The future of wealth management
The famous American publisher Tim Oreilly recently wrote a bestselling book titled “WTF?: What’s the Future and Why It’s Up to Us “ He mentioned something quite profound, which he heard from the Chief Economist at Google. The economist told him that if you want to know what will become popular or ubiquitous in the future, look at what rich people enjoy today.
What he meant was that wealth gives the power to choose a range of options for welfare and wellbeing. The choices the rich people make today tend to be something the rest of the population aspires to and what they will acquire when optimized for broader markets.
This observation explains a lot of seeming irrationality in human behaviour and gives us a template to be able to make educated guesses about what will become the next big thing.
It was surprising to hear that people were in queues to watch movies during the American Great Depression. It was a luxury that seemed most could not afford, but they, nevertheless, indulged in it. The observation by the economist also explains the reason why smartphones have become ubiquitous, and it has a theoretical explanation.
Mark Suster, the US venture capitalist, once wrote a compelling essay on his approach to Internet startup investments titled – “The Amazing Power of Deflationary Economics for Startups.”
In his article, Mark explained that while the Internet has reduced transaction costs for distribution of content and applications for everyone, the most successful startup entrants are – “Ones that offer amazing value (low relative margins) at high volumes that make it nearly impossible for high-cost incumbents to compete.”
He calls the phenomenon “Deflationary Economics.” The new entrants disruptively change the underlying economics of sectors and industries while using the advantages provided by the Internet.
Most disruptive startups start from fringe markets, and these are usually markets composed of poor people who are non-consumers of products provided by the incumbents.
The startups initially provide a lower quality version of these products at lower margins but rapidly make up for it with volumes. The quality improves over time as well, making existing customers of the incumbents see no reason to continue paying a premium.

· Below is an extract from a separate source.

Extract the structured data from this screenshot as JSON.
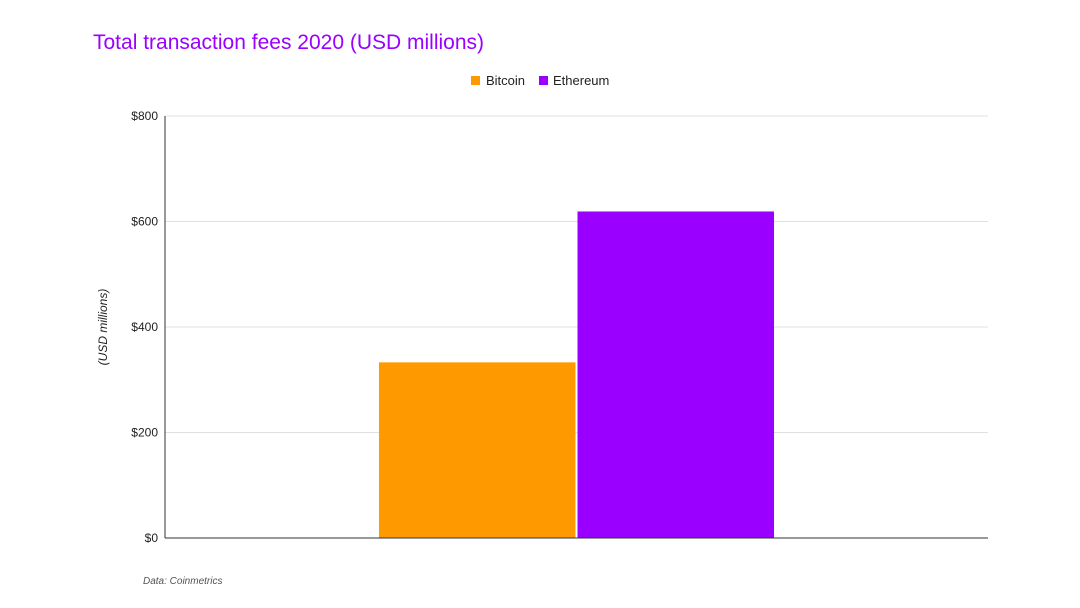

Companies providing luxury or premium-priced products will inadvertently end up being targets of disruptive startups because of deflationary economics. Products and services available to the rich today will be those available to the poor or more substantial population tomorrow. That is the entire purpose of “market-creating innovation.”
Wealth and deflation
Wealth itself as a concept is also subject to deflationary economics as nobody loves being poor. Aspiration is the one almost universal thing, and technology helps to reduce poverty and increase wealth in many ways.
It is conventional wisdom for people looking at the market opportunity to seek those with disposable income rather than the possibility of creating more income and wealth for those with limited income.
The truth is that creating opportunity is in itself an opportunity, and with new markets created by deflationary economics, new wealth gets created. While it may be smaller and in pockets, technology also helps with aggregating it and compounding it through investments.
Social cooperatives are as old as the first human communities and tribes, but now, African technology companies are using that model to help maximize wealth at the bottom. These entities increase opportunities by making non-traditional investments that traditional financial institutions will not make.
Artificial intelligence is also helping us to understand the risk at the bottom better. There are more retail lending companies springing up to lend to the poor traditionally excluded from financial institutions. The best of these companies are cooperatives who lend money to their members.
The Next Big Thing
While all the financial services and wealth management innovations at the bottom seem to be small and in pockets, they are deflationary and potentially disruptive. They possess the ability to scale rapidly to a massive proportion of the population.
While most think it is the new financial technology (fintech) companies who are doing their best to morph into traditional institutions (like banks) who will bring the poor into existing financial services structures; I believe they won’t be as effective as cooperatives or investment entities that help the poor to become more prosperous.
The “job to be done” for the poor is not faster financial services but more rapid wealth creation. Poor people want flying cars and not quicker horses. Efficient payments and other efficiency innovations in financial services are a race to zero transaction costs as nobody likes to pay tolls for moving money around. The long term viability of those models is in doubt.
The rich people enjoy many things today, and the most important of them is remaining rich. While “Wealth Management for the Poor” may sound like an oxymoron, it is going to become the next big thing. It is already being made possible by technology.